Díganme que estoy loca de atar y que el modelito que más me conviene es la yo, en los cuadros de Sabala, siempre oigo voces. ¡Y qué voces, pardiez! No es sólo que muchas veces sus personajes femeninos parezcan haber sido sorprendidos en medio de alguna interesantísima cháchara, sino que incluso las oigo pensar cuando se encuentran a solas. En realidad, estoy convencida de que en los cuadros de Sabala el silencio no llega a producirse jamás. Sus personajes no sufren ni gozan en silencio: su naturaleza es demasiado expansiva y verbal, y tanto su felicidad como sus contrariedades resultan deliciosamente ruidosas. Diríase incluso que amueblar continuamente el silencio es una de las armas con las que, sin apenas sospecharlo, mantienen a raya la soledad, las pequeñas frustraciones de la vida y el miedo al paso inexorable del tiempo.

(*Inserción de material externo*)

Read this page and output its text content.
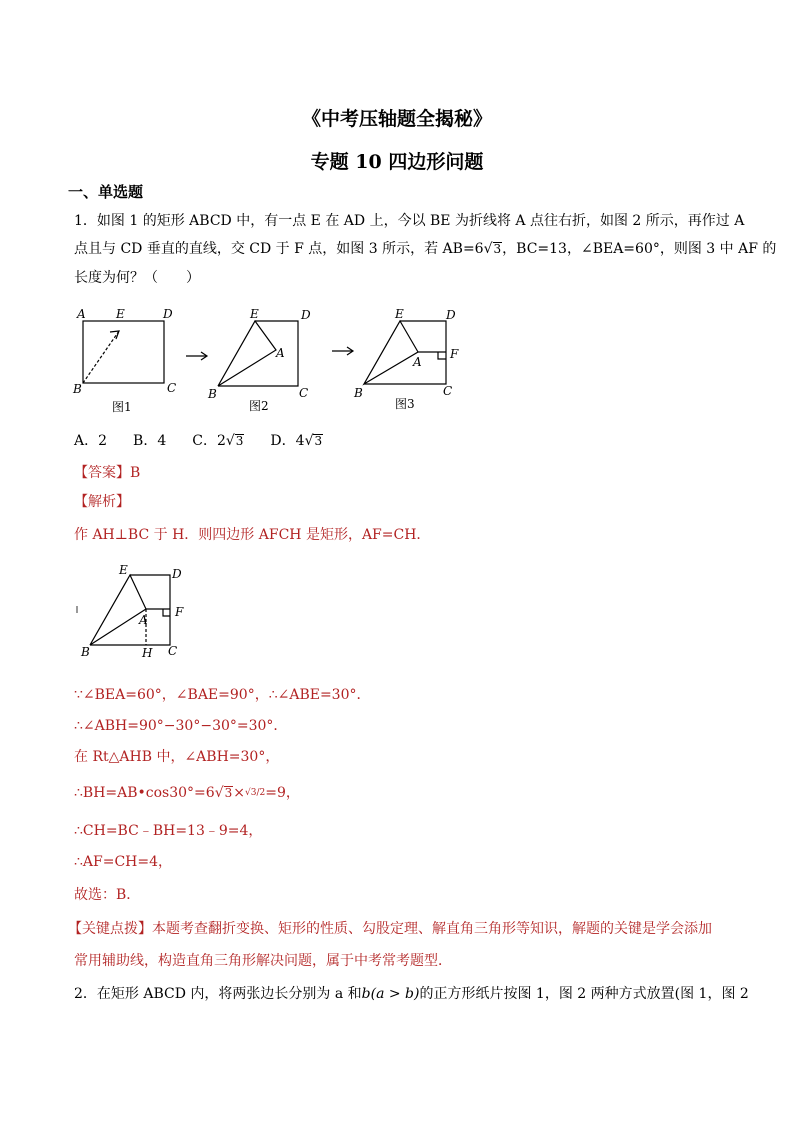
《中考压轴题全揭秘》
专题 10 四边形问题
一、单选题
1．如图 1 的矩形 ABCD 中，有一点 E 在 AD 上，今以 BE 为折线将 A 点往右折，如图 2 所示，再作过 A
点且与 CD 垂直的直线，交 CD 于 F 点，如图 3 所示，若 AB=6√3，BC=13，∠BEA=60°，则图 3 中 AF 的
长度为何？（　　）
A	E	D
B	C
E	D
A
B	C
E	D
F
A
B	C
图1	图2	图3
A．2 B．4 C．2√3 D．4√3
【答案】B
【解析】
作 AH⊥BC 于 H．则四边形 AFCH 是矩形，AF=CH．
E	D
F
A
B	H C
∵∠BEA=60°，∠BAE=90°，∴∠ABE=30°．
∴∠ABH=90°−30°−30°=30°．
在 Rt△AHB 中，∠ABH=30°，
∴BH=AB•cos30°=6√3×√3/2=9，
∴CH=BC﹣BH=13﹣9=4，
∴AF=CH=4，
故选：B．
【关键点拨】本题考查翻折变换、矩形的性质、勾股定理、解直角三角形等知识，解题的关键是学会添加
常用辅助线，构造直角三角形解决问题，属于中考常考题型．
2．在矩形 ABCD 内，将两张边长分别为 a 和b(a > b)的正方形纸片按图 1，图 2 两种方式放置(图 1，图 2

Ya sé que hay quien dice que las armas más eficaces de las mujeres de Sabala son los inestimables servicios de masajistas, peluqueros, modistas y esteticistas. Permítanme matizar. Cuando contemplo el cuadro que responde al título de Reunidas para armarla, algo me dice que el arma más demoledora y eficaz con que cuentan las peripuestas damas no es otra que la lengua con la que manufacturan y envasan las perlas de ingenio y sabiduría que sueltan en sus reuniones, esa misma lengua con la que destripan y despellejan, condenan o absuelven a sus semejantes y son capaces de pararle los pies al más pintado.
Como los artistas de la escuela flamenca, Sabala nos sumerge en cotidianas escenas de interior pero, a diferencia de Vermeer, sus cuadros hablan, susurran, chillan y parlotean alborozadamente, ríen sin recato o bajo la barba, muestran a mujeres inmersas en intensos monólogos interiores y retransmiten las regocijantes fruslerías de la vida cotidiana, del aquí y el ahora. Son cuadros que irradian una ruidosa y parlanchina alegría de vivir y que no sólo nos convierten en voyeurs, sino en espías de diálogos, soliloquios y conversaciones ajenas. De ahí la gran atención que presta Sabala a los títulos de sus piezas, auténticos microrrelatos llenos de sutiles ironías y de dobles sentidos, en los que su autora se revela no sólo como una gran pintora sino también como una artista de la lengua, misteriosamente dotada para captar las más coloridas y suculentas expresiones coloquiales y, en consecuencia, admirable dialoguista. Para muestra un botón: el cuadro titulado Mi marido me desarma cuando me toca despliega una escena donde una mujer sentada sobre un piano de cola -gloriosa ironía- escucha embelesada a su marido ejecutar alguna irresistible pieza musical.
Nada hay de trivial en el ininterrumpido flujo de palabras que palpita y zumba en las obras de Sabala; a fin de cuentas, ¿puede alguien imaginar algo más humano que esa imperiosa necesidad de contarnos unos a otros que se halla en la raíz misma del lenguaje? Yo, por lo menos, cada vez que pienso en los hombres de las cavernas, me los figuro reunidos al caer la noche junto a la entrada de la cueva, alrededor de una hoguera, contándose historias, cotidianas o épicas, para conjurar el miedo a la oscuridad.